La Solidarité

Questions / Réponses I

Pierre LA FONTAINE répond aux questions les plus fréquemment posées notamment par les enseignants.
Jugées comme étant au coeur de vos préoccupations, nous espérons que ces questions/ réponses
vous aideront à défricher le terrain des problématiques auxquelles vous pourriez être exposés.
Et qu'elles vous permettront d'avoir un aperçu convaincant de la qualité de nos prestations.

 

Dans quel cas peut-on exercer le droit de retrait?

En cas de risque grave et imminent pour la santé, la sécurité ou la vie des élèves
ou des personnels.
L'enseignant est en droit de se retirer de cette situation de travail en avisant  son autorité hiérarchique.
Par exemple, un équipement d'éducation physique défectueux, un élément de gros-oeuvre qui
menace de s'effondrer, un système de protection de sécurité hors d'usage sur une machine,
un élève ou un agent risquant de mettre en péril sa vie ou sa santé justifient l'exercice
du droit de retrait à condition qu'il y ait, je le répète, gravité et imminence du danger.

Le droit de retrait ne doit toutefois jamais être confondu avec une action de revendication
collective même face à un évènement grave.
Pour information, la juridiction administrative a rejeté un recours formé par des enseignants
contre une retenue sur traitement dont ils avaient fait l'objet après avoir cessé le travail
à la suite d'incidents dans leur établissement (jugement TA Cergy Pontoise du 16 juin 2005).

 

Peut-on mettre un élève à la porte de sa classe?

Cela n'est pas recommandé.
Si on doit le faire, on doit placer l'enfant à l'extérieur de la classe
mais en gardant la porte ouverte pour pouvoir le surveiller:
on ne doit pas laisser un élève sans surveillance.

Dans le secondaire, la seule possibilité pour l'enseignant est de faire conduire par le délégué
de classe chez le CPE.

En ce qui concerne le primaire, il ne faut tout simplement jamais laisser
un enfant sans surveillance.
La responsabilité de l'enseignant est engagée pour tout ce qui peut arriver à l'élève.

 

Dans quels cas un enseignant peut-il délivrer un témoignage
écrit à un parent qui en fait la demande?

Il ne doit être délivré qu'un certificat de scolarité ou un extrait de relevé d'assuidité
(présence ou absence de l'enfant).

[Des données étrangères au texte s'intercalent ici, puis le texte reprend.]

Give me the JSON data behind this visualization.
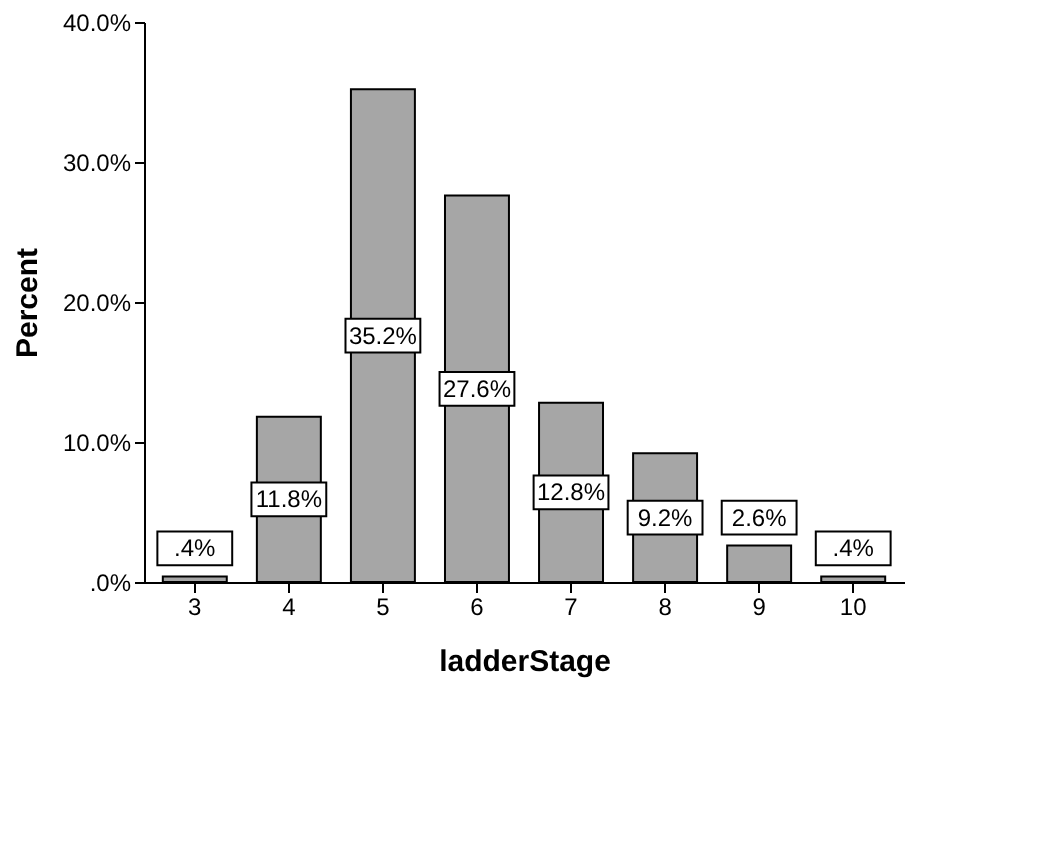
{
  "chart_data": {
    "type": "bar",
    "xlabel": "ladderStage",
    "ylabel": "Percent",
    "categories": [
      "3",
      "4",
      "5",
      "6",
      "7",
      "8",
      "9",
      "10"
    ],
    "values": [
      0.4,
      11.8,
      35.2,
      27.6,
      12.8,
      9.2,
      2.6,
      0.4
    ],
    "value_labels": [
      ".4%",
      "11.8%",
      "35.2%",
      "27.6%",
      "12.8%",
      "9.2%",
      "2.6%",
      ".4%"
    ],
    "color": "#a6a6a6",
    "ylim": [
      0,
      40
    ],
    "yticks": [
      {
        "value": 0,
        "label": ".0%"
      },
      {
        "value": 10,
        "label": "10.0%"
      },
      {
        "value": 20,
        "label": "20.0%"
      },
      {
        "value": 30,
        "label": "30.0%"
      },
      {
        "value": 40,
        "label": "40.0%"
      }
    ],
    "grid": false
  }
}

Un enseignant doit également respecter la règle
de la double correspondance avec les parents séparés ou divorcés: bulletins scolaires...
L'enseignant doit les délivrer aux deux parents.
En revanche, je déconseille très fortement la délivrance d'attestations, de témoignages écrits,
contenant des opinions personnelles ou des avis nécessairement subjectifs, comme
par exemple: "On ne voit que la maman, jamais le papa" ou encore:
"tous les lundis matins, au retour de son week end passé chez son père,
l'enfant paraît très fatigué
."
Le délit de fausse attestation est puni par la loi.
Si l'on émet un avis, une opinion personnelle, on peut, on risque d'être attaqué
pour fausse attestation:
un délit qui relève du tribunal correctionnel, susceptible de santcions pénales.

 

Un enseignant peut-il avoir l'inscription d'une condamnation
sur son casier judiciaire?

La loi dit qu'on ne peut pas avoir la qualité d'enseignant (fonctionnaire)
si les mentions portées au bulletin n°2 de son casier judiciaire sont incompatibles
avec l'exercice des fonctions.
Cette notion d'incompatibilité est contrôlée par le juge administratif.

 

Dans quel cas un enseignant peut-il bénéficier de la
protection juridique de son administration?

L'article 11 de la loi du 13 juillet 1983 répond à cette question.
Aux termes de cet article de loi, il est en effet indiqué qu'un enseignant
peut bénéficier de la prottection juridique de son administration en cas de:

En principe, la protection est un droit que seuls des motifs d'intérêt général
peuvent dispenser l'adiministration d'accorder.
Cette protection se traduit par un écrit de l'inpecteur de l'académie ou du recteur,
accordant le bénéfice de cette protection.